How to vectorize text with TF-IDF in scikit-learn

Text columns need a numerical representation before most scikit-learn estimators can train or compare samples. TfidfVectorizer turns raw documents into a sparse feature matrix where each column is a token or n-gram and each value reflects how important that term is within a document and across the fitted corpus.

The vectorizer learns its vocabulary and inverse-document-frequency weights during fit_transform(). Later transform() calls reuse that learned mapping, so new documents keep the same column order and shape as the training matrix.

A short support-ticket corpus keeps the output small enough to inspect. The script uses word unigrams and bigrams, removes generic English stop words, and prints the learned terms plus the non-zero weights for one new message.

Steps to vectorize text with TF-IDF in scikit-learn:

  1. Save a Python script that fits TfidfVectorizer on training documents.
    vectorize_tfidf.py
    from sklearn.feature_extraction.text import TfidfVectorizer
     
     
    documents = [
        "reset password token expired",
        "reset account password link",
        "invoice payment receipt delayed",
        "payment reminder invoice sent",
    ]
     
    vectorizer = TfidfVectorizer(
        lowercase=True,
        stop_words="english",
        ngram_range=(1, 2),
    )
     
    matrix = vectorizer.fit_transform(documents)
    feature_names = vectorizer.get_feature_names_out()
     
    new_documents = ["password reset link sent"]
    new_matrix = vectorizer.transform(new_documents)
     
    print(f"training documents: {matrix.shape[0]}")
    print(f"tf-idf matrix shape: {matrix.shape}")
    print("first features:", ", ".join(feature_names[:8]))
    print("learned vocabulary contains:", "password" in vectorizer.vocabulary_)
    print(f"new document shape: {new_matrix.shape}")
    print("new document non-zero weights:")
     
    row = new_matrix[0]
    for column_index in row.nonzero()[1]:
        print(f"  {feature_names[column_index]}: {row[0, column_index]:.3f}")

    fit_transform() learns the vocabulary and IDF weights from documents. Use transform() for later documents so prediction or similarity inputs keep the same feature columns.

  2. Run the script.
    $ python3 vectorize_tfidf.py
    training documents: 4
    tf-idf matrix shape: (4, 24)
    first features: account, account password, delayed, expired, invoice, invoice payment, invoice sent, link
    learned vocabulary contains: True
    new document shape: (1, 24)
    new document non-zero weights:
      link: 0.555
      password: 0.438
      reset: 0.438
      sent: 0.555
  3. Check the training matrix dimensions.
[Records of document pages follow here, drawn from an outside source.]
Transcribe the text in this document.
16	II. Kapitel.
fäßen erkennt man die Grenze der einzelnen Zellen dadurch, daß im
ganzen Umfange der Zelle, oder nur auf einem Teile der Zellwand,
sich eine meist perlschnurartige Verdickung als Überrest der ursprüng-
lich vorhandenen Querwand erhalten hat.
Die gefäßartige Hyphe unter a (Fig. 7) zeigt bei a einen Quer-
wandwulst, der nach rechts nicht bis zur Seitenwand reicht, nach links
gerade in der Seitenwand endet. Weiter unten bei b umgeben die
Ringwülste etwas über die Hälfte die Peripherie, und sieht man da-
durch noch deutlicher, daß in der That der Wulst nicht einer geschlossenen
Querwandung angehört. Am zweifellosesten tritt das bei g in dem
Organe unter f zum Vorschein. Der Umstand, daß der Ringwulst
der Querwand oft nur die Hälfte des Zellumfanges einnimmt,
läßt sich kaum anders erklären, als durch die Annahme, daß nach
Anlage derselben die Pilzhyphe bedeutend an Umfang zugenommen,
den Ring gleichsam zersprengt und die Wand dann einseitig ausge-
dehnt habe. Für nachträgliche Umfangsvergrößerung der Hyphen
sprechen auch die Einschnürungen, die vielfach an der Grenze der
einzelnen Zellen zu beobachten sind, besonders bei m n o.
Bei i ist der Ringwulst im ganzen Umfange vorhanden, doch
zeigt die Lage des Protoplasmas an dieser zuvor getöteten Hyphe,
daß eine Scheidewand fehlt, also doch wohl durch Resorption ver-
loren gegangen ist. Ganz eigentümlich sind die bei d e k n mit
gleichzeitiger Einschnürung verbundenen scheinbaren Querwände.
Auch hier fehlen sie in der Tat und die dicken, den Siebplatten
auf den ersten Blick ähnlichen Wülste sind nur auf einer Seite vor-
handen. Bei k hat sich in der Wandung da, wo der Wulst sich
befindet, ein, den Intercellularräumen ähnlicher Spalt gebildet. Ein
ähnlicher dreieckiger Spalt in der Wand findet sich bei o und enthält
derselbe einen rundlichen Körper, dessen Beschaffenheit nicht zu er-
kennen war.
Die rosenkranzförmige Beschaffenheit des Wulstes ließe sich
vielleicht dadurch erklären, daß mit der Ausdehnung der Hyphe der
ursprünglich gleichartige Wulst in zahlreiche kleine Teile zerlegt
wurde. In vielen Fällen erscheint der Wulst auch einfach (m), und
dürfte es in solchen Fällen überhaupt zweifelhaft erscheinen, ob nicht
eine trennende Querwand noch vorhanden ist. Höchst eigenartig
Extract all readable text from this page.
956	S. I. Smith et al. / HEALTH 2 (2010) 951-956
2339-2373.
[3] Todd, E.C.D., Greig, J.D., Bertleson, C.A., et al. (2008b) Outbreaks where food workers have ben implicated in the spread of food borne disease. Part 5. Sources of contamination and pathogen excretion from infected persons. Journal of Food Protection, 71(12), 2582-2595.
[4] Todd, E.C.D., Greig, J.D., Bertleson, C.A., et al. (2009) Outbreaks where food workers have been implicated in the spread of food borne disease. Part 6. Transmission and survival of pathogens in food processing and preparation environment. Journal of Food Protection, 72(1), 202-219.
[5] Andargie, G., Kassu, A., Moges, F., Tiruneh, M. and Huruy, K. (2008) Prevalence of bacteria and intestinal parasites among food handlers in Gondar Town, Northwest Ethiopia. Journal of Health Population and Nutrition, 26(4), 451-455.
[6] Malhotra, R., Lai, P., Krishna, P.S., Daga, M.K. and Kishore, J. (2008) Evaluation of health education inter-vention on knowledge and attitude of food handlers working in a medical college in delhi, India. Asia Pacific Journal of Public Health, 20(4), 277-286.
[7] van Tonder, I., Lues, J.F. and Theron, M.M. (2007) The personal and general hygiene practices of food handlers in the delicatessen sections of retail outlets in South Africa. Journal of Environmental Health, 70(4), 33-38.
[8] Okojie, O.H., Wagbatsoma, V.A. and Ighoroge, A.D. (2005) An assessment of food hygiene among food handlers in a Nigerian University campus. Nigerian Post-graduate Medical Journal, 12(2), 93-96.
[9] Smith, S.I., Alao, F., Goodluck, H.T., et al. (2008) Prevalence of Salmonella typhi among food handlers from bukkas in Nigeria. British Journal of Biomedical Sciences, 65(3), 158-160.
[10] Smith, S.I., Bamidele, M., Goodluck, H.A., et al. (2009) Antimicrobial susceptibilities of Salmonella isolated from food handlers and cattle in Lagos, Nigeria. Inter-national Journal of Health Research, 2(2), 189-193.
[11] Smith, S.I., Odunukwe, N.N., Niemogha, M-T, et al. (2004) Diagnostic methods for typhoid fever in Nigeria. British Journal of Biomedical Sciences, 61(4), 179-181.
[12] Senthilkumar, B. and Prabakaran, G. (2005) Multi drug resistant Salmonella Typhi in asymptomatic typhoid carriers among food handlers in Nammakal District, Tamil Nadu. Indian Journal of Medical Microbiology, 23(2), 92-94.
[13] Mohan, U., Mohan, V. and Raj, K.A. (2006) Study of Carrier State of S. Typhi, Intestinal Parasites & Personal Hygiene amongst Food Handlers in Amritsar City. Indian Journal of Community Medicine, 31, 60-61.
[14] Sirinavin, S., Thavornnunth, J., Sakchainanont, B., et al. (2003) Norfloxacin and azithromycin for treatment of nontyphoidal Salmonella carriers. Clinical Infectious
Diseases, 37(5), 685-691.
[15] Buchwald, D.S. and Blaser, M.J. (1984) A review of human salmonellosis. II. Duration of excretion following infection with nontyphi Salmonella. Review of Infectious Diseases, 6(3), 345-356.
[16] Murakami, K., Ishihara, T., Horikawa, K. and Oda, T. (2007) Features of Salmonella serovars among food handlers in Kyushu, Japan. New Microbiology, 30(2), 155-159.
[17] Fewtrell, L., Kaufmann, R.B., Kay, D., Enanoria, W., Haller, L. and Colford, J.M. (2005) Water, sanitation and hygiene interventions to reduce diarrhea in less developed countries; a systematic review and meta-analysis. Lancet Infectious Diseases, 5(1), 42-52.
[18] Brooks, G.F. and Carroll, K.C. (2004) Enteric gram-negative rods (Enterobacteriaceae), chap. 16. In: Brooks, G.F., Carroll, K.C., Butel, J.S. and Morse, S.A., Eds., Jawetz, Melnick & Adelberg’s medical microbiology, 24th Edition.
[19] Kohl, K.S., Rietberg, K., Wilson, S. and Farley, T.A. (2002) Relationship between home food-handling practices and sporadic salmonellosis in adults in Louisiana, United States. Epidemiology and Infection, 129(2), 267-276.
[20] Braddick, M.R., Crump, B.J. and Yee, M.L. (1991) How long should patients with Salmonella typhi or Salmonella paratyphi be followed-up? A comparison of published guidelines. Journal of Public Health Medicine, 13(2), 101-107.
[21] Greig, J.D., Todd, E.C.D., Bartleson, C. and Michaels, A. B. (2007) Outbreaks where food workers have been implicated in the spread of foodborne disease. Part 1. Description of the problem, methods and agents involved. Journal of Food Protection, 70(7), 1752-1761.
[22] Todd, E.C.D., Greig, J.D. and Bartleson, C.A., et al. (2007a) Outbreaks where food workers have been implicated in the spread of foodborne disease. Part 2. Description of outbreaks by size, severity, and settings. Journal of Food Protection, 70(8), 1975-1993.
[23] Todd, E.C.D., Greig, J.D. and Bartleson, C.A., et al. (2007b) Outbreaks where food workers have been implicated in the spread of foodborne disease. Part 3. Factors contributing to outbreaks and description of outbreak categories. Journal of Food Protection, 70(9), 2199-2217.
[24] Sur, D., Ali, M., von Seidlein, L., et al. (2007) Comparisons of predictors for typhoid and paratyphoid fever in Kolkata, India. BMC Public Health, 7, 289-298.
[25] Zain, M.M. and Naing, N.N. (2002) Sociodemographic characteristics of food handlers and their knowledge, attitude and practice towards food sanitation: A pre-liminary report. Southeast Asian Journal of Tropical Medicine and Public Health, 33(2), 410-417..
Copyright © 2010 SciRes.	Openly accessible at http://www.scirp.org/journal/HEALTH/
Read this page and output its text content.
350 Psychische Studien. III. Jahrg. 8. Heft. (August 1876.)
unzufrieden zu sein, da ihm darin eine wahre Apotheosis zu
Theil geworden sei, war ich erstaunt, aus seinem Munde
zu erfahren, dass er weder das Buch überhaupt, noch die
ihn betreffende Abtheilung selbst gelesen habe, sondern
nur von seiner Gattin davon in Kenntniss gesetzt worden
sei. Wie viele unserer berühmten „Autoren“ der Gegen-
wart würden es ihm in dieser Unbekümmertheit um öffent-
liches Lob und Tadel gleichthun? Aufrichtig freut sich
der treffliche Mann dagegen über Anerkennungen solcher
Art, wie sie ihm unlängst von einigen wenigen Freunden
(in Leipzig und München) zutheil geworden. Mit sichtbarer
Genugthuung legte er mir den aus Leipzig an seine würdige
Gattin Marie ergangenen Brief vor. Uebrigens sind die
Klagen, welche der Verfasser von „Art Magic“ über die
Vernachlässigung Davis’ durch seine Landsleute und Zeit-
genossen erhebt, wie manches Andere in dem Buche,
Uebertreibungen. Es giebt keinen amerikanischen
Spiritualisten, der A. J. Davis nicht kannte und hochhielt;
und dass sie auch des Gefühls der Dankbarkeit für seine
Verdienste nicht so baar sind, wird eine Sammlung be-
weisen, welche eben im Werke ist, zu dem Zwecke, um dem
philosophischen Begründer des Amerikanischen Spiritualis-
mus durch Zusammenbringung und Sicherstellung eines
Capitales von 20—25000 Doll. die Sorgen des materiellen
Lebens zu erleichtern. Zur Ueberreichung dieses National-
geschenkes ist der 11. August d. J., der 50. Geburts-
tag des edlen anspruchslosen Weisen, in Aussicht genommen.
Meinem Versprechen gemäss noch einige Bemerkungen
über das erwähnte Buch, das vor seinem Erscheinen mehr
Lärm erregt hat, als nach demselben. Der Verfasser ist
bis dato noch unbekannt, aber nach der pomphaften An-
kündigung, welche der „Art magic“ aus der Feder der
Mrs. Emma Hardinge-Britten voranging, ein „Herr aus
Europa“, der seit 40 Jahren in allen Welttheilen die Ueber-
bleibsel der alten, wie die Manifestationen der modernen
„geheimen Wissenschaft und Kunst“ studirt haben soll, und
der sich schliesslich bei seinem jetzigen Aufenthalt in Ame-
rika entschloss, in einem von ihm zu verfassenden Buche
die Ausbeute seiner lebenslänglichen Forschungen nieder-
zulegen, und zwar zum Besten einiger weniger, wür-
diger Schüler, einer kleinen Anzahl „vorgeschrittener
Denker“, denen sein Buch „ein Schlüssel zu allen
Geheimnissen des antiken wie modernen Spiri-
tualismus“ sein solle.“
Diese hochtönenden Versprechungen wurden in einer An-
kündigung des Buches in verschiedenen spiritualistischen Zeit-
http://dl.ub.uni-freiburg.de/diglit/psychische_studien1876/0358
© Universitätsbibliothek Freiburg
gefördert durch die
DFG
    tf-idf matrix shape: (4, 24) means four training documents became four rows and the fitted vocabulary produced 24 token or bigram columns.

  4. Confirm that the fitted vocabulary contains an expected token.

    learned vocabulary contains: True verifies that password survived preprocessing and was assigned a column in the fitted matrix.

  5. Verify that new text uses the same feature columns.

    new document shape: (1, 24) confirms that transform() reused the 24-column training vocabulary. The non-zero weights show only the matched terms from the new message.